BI: You have already been through this in the IT area, haven't you, where you had 8 or 9 companies competing with each other?
RNT: No, we didn't have so many, we had 3 or 4 companies in the same space but today we have been successful in separating them and creating niches so that there is less competition, except in one or two companies which also we will take care in time. But you do not see companies tripping over each other that we used to see 10-12 years ago.

BI: So you don't see one entity dealing with telecom.
RNT: No, I do see that happening but we have to find a way of making it happen.

BI: I understand that greenfield projects in steel are out. But why are you not looking at acquiring plants abroad?
RNT: But we are; I only said to you earlier that the plants that Mittal got were not offered to us. The real issue is that we should be quite clear that we can manage that extra capacity on a global basis also.
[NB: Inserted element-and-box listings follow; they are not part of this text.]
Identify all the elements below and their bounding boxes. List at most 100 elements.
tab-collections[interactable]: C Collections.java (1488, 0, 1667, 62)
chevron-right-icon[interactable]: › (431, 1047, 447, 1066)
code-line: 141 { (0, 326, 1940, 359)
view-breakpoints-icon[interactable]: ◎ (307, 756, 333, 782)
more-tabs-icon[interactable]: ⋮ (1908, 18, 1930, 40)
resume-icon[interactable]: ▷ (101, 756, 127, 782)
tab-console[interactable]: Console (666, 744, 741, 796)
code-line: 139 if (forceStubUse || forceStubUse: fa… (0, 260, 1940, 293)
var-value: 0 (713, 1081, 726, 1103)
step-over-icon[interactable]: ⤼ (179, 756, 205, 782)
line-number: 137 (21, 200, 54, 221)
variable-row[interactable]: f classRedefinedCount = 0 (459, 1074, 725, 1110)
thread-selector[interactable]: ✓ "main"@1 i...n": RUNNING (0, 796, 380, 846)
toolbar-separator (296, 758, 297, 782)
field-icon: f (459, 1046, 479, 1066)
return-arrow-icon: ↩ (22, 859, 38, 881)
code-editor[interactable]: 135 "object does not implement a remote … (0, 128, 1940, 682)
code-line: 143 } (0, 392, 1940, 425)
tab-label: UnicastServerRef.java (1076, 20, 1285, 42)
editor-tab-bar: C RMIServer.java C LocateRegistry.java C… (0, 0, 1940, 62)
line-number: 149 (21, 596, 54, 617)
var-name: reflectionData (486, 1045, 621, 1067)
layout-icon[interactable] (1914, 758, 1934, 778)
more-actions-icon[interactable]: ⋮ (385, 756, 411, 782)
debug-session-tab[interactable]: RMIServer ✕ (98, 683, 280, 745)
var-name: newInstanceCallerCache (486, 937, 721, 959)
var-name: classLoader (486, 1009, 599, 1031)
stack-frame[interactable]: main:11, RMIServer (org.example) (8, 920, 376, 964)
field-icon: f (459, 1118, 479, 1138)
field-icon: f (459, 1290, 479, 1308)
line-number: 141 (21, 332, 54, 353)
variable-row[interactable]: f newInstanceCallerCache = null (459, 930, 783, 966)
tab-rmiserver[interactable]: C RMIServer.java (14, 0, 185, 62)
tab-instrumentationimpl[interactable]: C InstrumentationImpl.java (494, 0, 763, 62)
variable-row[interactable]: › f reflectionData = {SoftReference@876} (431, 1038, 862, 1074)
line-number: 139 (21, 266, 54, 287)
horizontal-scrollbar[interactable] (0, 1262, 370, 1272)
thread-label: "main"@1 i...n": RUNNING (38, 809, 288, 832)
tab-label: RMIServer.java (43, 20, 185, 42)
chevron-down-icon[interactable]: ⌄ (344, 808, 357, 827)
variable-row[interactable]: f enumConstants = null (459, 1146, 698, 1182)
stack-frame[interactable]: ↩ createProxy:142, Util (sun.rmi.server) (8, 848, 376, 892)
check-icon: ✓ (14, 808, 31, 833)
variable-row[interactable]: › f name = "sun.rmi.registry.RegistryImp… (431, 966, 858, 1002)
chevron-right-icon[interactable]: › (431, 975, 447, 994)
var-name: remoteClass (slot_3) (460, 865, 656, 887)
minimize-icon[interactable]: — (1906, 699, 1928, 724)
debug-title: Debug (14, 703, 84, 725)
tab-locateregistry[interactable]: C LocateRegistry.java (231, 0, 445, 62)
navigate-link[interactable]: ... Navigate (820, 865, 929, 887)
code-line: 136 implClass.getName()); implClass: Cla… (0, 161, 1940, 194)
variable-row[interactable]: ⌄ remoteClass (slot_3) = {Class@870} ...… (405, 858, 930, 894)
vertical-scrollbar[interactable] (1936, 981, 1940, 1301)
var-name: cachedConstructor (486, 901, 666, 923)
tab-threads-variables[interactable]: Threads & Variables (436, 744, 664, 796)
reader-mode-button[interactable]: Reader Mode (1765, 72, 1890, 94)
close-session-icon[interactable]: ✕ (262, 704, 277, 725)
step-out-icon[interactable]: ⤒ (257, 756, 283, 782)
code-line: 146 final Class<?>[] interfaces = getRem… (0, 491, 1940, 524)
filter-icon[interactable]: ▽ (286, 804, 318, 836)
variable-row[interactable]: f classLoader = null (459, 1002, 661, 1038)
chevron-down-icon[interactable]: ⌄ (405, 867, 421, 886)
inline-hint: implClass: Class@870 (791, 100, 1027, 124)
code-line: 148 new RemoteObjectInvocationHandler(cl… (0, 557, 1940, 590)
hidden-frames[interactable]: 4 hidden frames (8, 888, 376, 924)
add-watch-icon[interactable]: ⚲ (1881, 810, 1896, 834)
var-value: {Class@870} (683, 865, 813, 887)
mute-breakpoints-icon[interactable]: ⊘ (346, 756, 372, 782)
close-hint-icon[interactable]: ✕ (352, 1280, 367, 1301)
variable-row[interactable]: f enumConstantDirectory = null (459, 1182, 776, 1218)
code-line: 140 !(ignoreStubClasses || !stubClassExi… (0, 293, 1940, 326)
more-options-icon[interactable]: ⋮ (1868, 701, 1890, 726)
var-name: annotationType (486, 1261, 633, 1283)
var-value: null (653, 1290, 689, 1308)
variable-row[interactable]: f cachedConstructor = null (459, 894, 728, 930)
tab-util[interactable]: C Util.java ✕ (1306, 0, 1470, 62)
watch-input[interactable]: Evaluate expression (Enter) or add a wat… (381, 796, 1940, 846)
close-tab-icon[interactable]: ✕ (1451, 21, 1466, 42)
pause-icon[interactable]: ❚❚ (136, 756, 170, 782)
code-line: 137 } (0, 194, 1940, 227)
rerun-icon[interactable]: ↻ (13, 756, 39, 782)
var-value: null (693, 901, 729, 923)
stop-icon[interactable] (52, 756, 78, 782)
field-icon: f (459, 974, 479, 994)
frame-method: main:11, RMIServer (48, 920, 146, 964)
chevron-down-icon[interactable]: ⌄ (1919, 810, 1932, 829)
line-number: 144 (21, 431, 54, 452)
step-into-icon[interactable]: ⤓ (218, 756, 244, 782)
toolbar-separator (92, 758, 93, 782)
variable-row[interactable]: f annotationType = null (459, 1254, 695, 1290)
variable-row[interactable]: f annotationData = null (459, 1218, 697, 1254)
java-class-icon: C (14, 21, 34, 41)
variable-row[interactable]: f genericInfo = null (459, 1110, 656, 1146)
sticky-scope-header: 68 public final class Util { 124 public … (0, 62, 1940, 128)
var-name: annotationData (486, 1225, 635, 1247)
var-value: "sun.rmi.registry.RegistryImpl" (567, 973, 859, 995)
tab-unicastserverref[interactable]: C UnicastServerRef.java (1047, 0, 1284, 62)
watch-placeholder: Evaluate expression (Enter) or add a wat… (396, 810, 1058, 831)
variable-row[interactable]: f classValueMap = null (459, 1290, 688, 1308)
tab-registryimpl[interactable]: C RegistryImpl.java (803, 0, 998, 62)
Mittal was very successful in getting plants at a very low cost — which is the way to do it — and then optimise those operations. But his real profits came form revaluing his assets and he is having his problems now in terms of global demand. So you could get a huge asset of this nature, and you could get it at a very good price, but you need to be quite convinced that you have the product mix which can serve the market place. Or you may end up in a situation of having surplus capacity which will now be outside India which you have now to support in foreign exchange with nowhere to turn. So we need to be ultra cautious in looking at these plants.

BI: There has been this rumour going around that in the report they did for your group three years ago, McKinsey's had advised you to dump steel. What is the truth in that?
RNT: McKinsey's did not tell us to dump this or dump that, or go into this or go into that. McKinsey's just gave us discussion notes in various industries. I think what McKinsey's did, in fairness, with regard to steel, has raised some serious questions about whether the steel industry destroyed shareholder value or not. And I must say that they awakened us to the fact that we had to do much more if we had to keep investing in steel to make it an investor-attractive area of business.

BI: Last year's results, with Tata Steel as the most profitable company in the group after TCS, is vindication of that, isn't it?
RNT: On this we need to be a little measured because what has happened is, as I said, that Tata Steel has now got two high-margin plants on line. It has shed its old processes and it has converted some low-margin businesses to high-margin businesses. Crucial to producing and sustaining these results is, in fact, growth in demand for those high margin items. If its user industries, like auto, white goods and consumer goods, in fact, do not grow or decline, then, in a manner of speaking, Tata Steel will have its problems.

BI: But Tata Steel is not betting on growth in the auto industry because they already have 300,000 tonnes of imports that they can replace.
RNT: True, but I keep warning them that while you are substituting imports you will see growth but once you have covered that, then what happens? And even if demand from the auto industry and white goods picks up and you have over capacity elsewhere in the world and India then is faced with low cost imports, then, in fact, even if that is 10 or 15 per cent of the consumption, that will bench mark the price and it will affect margins.

And there are two other pluses that Tata Steel had. Steel is a commodity and Tata Steel has been able to avoid disaster by going full out in production, covering its cost but by dropping its price. Because it is a commodity it can do that. But if you are a product company you can't do that, say for a truck or a refrigerator. You can only give a discount which you have to earn back. The other advantage Tata Steel had was that if the Indian market got bad, since it was a commodity, it could export steel. Again in product markets you can't do that as simply because you have to build the brand and so on. But Tata Steel will finally have to deal with global demand and its real test or real challenge will be at that point in time.